I always wanted to understand the psychology behind this behaviour. Number one could be that it is an unpleasant development, so it can wait. Number two, the boss would have waited for me to respond first and be on the line of fire. After 2-3 days, he would come to this matter and will even call the customer hoping that my holding the fort for first 2-3 days would have cooled off the customer. While I would have been trying my best to avoid paying or lessening the quality claim amount, the boss would agree virtually for everything that the customer would be saying on the quality claim. Bosses are always Heroes.

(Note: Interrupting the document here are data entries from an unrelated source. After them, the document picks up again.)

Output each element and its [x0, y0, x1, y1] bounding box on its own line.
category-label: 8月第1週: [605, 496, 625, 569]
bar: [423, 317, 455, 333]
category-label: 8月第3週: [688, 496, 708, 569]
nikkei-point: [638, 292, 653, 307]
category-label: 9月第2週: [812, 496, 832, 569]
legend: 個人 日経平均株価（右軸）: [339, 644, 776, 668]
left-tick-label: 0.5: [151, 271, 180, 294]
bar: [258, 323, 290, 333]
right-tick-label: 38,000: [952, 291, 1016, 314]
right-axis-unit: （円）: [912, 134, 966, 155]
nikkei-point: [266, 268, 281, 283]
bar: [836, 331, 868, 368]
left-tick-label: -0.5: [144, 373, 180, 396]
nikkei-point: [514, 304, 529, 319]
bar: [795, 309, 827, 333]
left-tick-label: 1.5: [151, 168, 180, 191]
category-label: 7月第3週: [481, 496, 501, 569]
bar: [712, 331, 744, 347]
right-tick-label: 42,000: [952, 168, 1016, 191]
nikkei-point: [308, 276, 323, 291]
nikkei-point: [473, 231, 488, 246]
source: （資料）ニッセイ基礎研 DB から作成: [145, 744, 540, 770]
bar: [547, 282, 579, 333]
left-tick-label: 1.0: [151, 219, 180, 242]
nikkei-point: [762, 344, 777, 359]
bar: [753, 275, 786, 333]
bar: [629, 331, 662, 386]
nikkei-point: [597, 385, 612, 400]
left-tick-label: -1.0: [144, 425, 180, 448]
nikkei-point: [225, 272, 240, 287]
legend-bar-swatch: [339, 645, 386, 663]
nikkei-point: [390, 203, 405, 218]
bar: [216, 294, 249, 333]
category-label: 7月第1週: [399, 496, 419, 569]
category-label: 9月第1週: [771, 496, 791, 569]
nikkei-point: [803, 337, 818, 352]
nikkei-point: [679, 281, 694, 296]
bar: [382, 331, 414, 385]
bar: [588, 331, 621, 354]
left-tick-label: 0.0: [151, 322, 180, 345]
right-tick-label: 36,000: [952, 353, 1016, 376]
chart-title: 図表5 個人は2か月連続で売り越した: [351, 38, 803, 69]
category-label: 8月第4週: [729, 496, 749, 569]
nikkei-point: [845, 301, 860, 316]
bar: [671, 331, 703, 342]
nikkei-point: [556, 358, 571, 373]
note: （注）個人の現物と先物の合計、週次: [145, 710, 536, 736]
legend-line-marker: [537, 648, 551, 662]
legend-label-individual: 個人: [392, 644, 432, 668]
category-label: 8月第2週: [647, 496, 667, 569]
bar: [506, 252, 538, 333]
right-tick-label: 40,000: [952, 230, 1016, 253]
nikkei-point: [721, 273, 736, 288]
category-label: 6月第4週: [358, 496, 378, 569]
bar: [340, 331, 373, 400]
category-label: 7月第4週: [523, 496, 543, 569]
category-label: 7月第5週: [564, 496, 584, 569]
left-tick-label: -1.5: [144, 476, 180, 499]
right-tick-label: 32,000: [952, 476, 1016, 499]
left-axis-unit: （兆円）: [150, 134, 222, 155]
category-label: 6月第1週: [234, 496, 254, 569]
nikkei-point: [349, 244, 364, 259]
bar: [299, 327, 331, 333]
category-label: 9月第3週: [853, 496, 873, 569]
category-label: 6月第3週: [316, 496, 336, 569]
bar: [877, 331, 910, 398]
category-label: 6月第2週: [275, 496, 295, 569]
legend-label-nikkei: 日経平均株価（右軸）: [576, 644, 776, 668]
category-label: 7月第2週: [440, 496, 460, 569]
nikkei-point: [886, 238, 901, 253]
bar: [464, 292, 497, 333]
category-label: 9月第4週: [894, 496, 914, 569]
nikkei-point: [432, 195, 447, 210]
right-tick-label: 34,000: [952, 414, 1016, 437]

The time management skills of the Cartel must be very interesting. This is reflected in their variety of excuses over my pressing for some replies or assistance or actions.

“was busy in a funeral last two days and so will reply you tomorrow” (The word “Funeral” made me go silent – usage of a small word to the fullest effect)

‘Costing will have to wait as I am expecting a client visiting us at 4.00 pm” (what will he do until 4.00 PM? That I did not ask)

“did you send the mail? No I did not receive it” (Their email client application seem to have been fitted with invisible sieves to filter out only my messages)

“I called you to tell you that Internet is not working….but I could never get your line” (Blame it on telecommunication company!)

“I am coming to head office on Thursday…let us discuss about it personally” (You will receive personal attention, never mind the time delays!)

More than others, I am more worried about myself losing cool when I hear the above creative excuses and do something drastic. So far, I could keep my emotions under check. Because I see a benefit in this– I will learn how to creatively invent reasons for not attending to things immediately. “See things can wait…who knows, they may sort out themselves without us doing anything?” I am becoming creative!

I have almost given up on CEO doing anything constructively to ease me from this cold-shoulder attitude from the factory team, on whom I depend a great deal to reply to my customers’ enquiries and questions. The moment I open this topic, he would go on a non-stop lecture about how I need to sharpen my inter-personal skills to get close to the Cartel. Wish he follows what he preaches so that his words can command obedience from the Cartel.